"Bubba? Bubba!?! BubAHHHH!" the beast who had replaced our daughter screeched as I fumbled with the buttons on her jammies in my rush to get her changed for bed. She wriggled and writhed and even refused to let Eric give her a good-night kiss.
Madeline continued to cry and whine until she was nestled safely in my lap and her bottle was in her greedy hands. As soon as she started gulping down the milk, her body relaxed and her eyes rolled back in her head in relief.
We knew the bedtime bottle had to go sooner rather than later, but when Madeline started throwing tantrums whenever it didn't reach her mouth fast enough, we knew the bubba had overstayed its welcome.
Except for the last, tenacious bedtime bubba, Madeline hasn't been drinking out of a bottle since last summer. At first we kept it to make sure she was getting enough liquids. Then we kept it because it made the whole wretched bedtime ritual much, much easier. Recently, we've kept it up because she loves it and demands it even though it no longer helps put her to sleep.
Expecting a long and treacherous battle, we decided that February vacation would be the perfect time to say goodbye to the bubba. If it meant long nights of temper tantrums and tears, at least Eric and I could sleep in till the blessed hour of 6 the next morning and not have to worry about work.
Therefore, last night was the first night of our no bubba policy. I held my breath, crossed my fingers, and whispered a prayer as we turned off the lights to settled Madeline down for bed for the first time in her life without the comfort of milk.
Miraculously, I was met only with the peaceful sound of the ocean over Madeline's noise maker. There were no tears, tantrums, or hours spent by Madeline's crib trying to calm her down.
She sat in my lap as she does every night, sucked on her pacifier, and started to doze off. She didn't mention the B-word once. After ten minute of cuddling, I moved Madeline to her crib. It may have taken her a little longer than normal to settle down, but within the hour, she was asleep.
I just finished putting Madeline to bed for the second night in a row without the bubba. Tonight was a happy repeat of last night's bedtime...except for the fact that after about two minutes of cuddling, she demanded to be moved to her crib so that she could be with her stuffed bear.
Last night bubba went bye bye. Tonight I guess it was Mumma's turn.
This makes me wonder: how often do we as parents hold back our children because it's really us who need the comforting?
In the case of the baby who sleeps in her parents' bedroom until she's two because she can't stand to be alone, or the kid who can't cut his own food, or the kid who clings to her mother's leg the entire time she's at the playground, how often is it really the kid who needs the reassurance? Maybe it's just that the parents want to be needed.

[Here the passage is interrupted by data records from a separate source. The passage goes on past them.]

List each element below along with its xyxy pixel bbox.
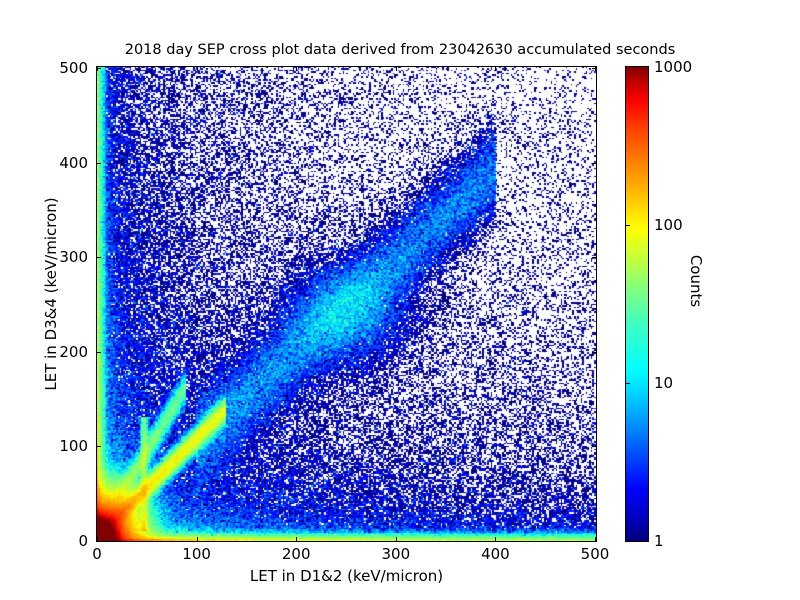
colorbar-gradient (625, 66, 649, 542)
y-tick-label: 300 (59, 248, 88, 266)
x-tick-mark (396, 537, 397, 542)
x-tick-label: 100 (182, 545, 211, 563)
y-axis-label: LET in D3&4 (keV/micron) (42, 174, 60, 414)
x-tick-mark-top (197, 66, 198, 71)
x-axis-label: LET in D1&2 (keV/micron) (96, 567, 597, 585)
y-tick-mark (96, 257, 101, 258)
y-tick-label: 200 (59, 343, 88, 361)
y-tick-mark (96, 541, 101, 542)
x-tick-label: 400 (481, 545, 510, 563)
y-tick-mark (96, 68, 101, 69)
y-tick-mark-right (592, 68, 597, 69)
colorbar-tick-mark (625, 225, 630, 226)
colorbar-tick-label: 10 (654, 374, 673, 392)
colorbar-tick-label: 1000 (654, 58, 692, 76)
x-tick-mark-top (495, 66, 496, 71)
x-tick-mark (296, 537, 297, 542)
y-tick-mark (96, 163, 101, 164)
y-tick-label: 400 (59, 154, 88, 172)
y-tick-label: 100 (59, 437, 88, 455)
y-tick-mark-right (592, 257, 597, 258)
y-tick-mark-right (592, 446, 597, 447)
y-tick-label: 500 (59, 59, 88, 77)
x-tick-label: 300 (381, 545, 410, 563)
colorbar-tick-label: 100 (654, 216, 683, 234)
x-tick-mark-top (296, 66, 297, 71)
x-tick-mark-top (396, 66, 397, 71)
x-tick-label: 200 (282, 545, 311, 563)
colorbar-label: Counts (687, 216, 705, 346)
y-tick-mark-right (592, 541, 597, 542)
scatter-density-canvas (97, 67, 596, 541)
colorbar-tick-label: 1 (654, 532, 664, 550)
y-tick-label: 0 (78, 532, 88, 550)
figure: 2018 day SEP cross plot data derived fro… (0, 0, 800, 600)
y-tick-mark (96, 446, 101, 447)
y-tick-mark-right (592, 352, 597, 353)
chart-title-line-1: 2018 day SEP cross plot data derived fro… (0, 42, 800, 60)
colorbar-tick-mark (625, 383, 630, 384)
x-tick-label: 0 (92, 545, 102, 563)
y-tick-mark-right (592, 163, 597, 164)
x-tick-mark (495, 537, 496, 542)
plot-area (96, 66, 597, 542)
colorbar (625, 66, 649, 542)
x-tick-label: 500 (581, 545, 610, 563)
y-tick-mark (96, 352, 101, 353)
x-tick-mark (197, 537, 198, 542)
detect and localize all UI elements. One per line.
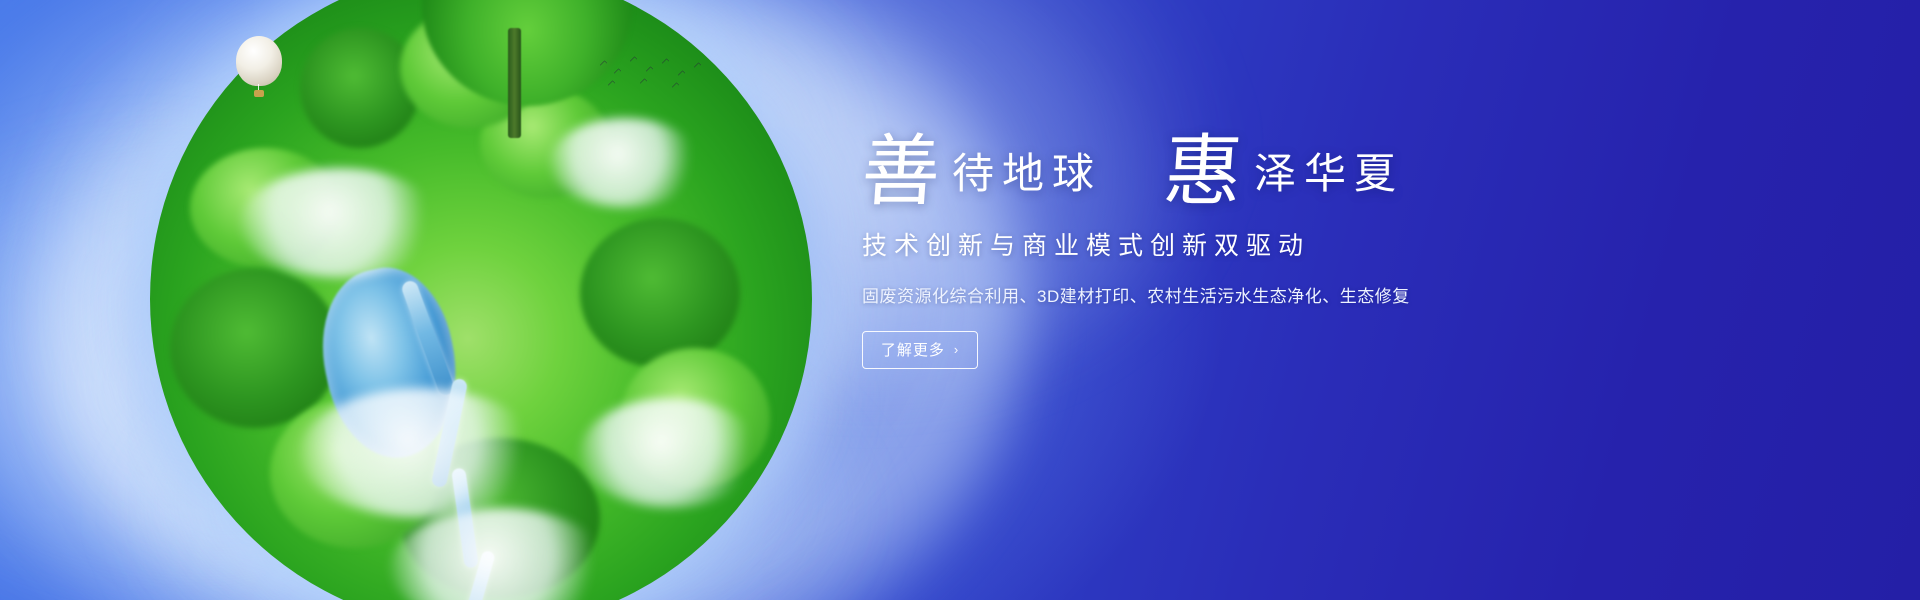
headline-text-daidiqiu: 待地球: [952, 154, 1102, 204]
headline: 善 待地球 惠 泽华夏: [862, 132, 1862, 204]
foliage-blob: [170, 268, 340, 428]
learn-more-label: 了解更多: [881, 339, 945, 360]
cloud-puff: [580, 398, 760, 508]
large-tree-trunk: [508, 28, 521, 138]
cloud-puff: [550, 118, 700, 208]
hot-air-balloon-icon: [236, 36, 282, 98]
banner-copy: 善 待地球 惠 泽华夏 技术创新与商业模式创新双驱动 固废资源化综合利用、3D建…: [862, 132, 1862, 369]
banner-description: 固废资源化综合利用、3D建材打印、农村生活污水生态净化、生态修复: [862, 282, 1862, 307]
cloud-puff: [240, 168, 440, 278]
chevron-right-icon: ›: [954, 342, 959, 357]
cloud-puff: [300, 388, 540, 518]
headline-char-shan: 善: [859, 136, 942, 208]
hero-banner: 善 待地球 惠 泽华夏 技术创新与商业模式创新双驱动 固废资源化综合利用、3D建…: [0, 0, 1920, 600]
learn-more-button[interactable]: 了解更多 ›: [862, 331, 978, 369]
headline-char-hui: 惠: [1162, 136, 1245, 208]
banner-subheadline: 技术创新与商业模式创新双驱动: [862, 226, 1862, 262]
headline-text-zehuaxia: 泽华夏: [1254, 154, 1404, 204]
foliage-blob: [300, 28, 420, 148]
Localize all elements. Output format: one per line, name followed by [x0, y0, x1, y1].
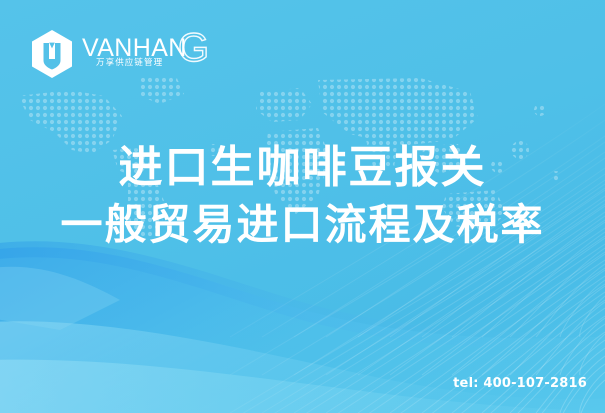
contact-phone[interactable]: tel: 400-107-2816	[453, 376, 587, 391]
promo-banner: VANHAN G 万享供应链管理 进口生咖啡豆报关 一般贸易进口流程及税率	[0, 0, 605, 413]
diagonal-line-texture	[0, 0, 605, 413]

In our case, the bubba issue apparently wasn't an issue at all. Madeline is doing just fine without it. As for Mumma? I'm typing at the computer feeling a bit sad about being replaced by a stuffed bear named Olaf. The long nights of rocking my little baby to sleep in my arms are officially over. The bedtime bubba was the last link.
Our little baby is becoming our little lady. Sad but sweet.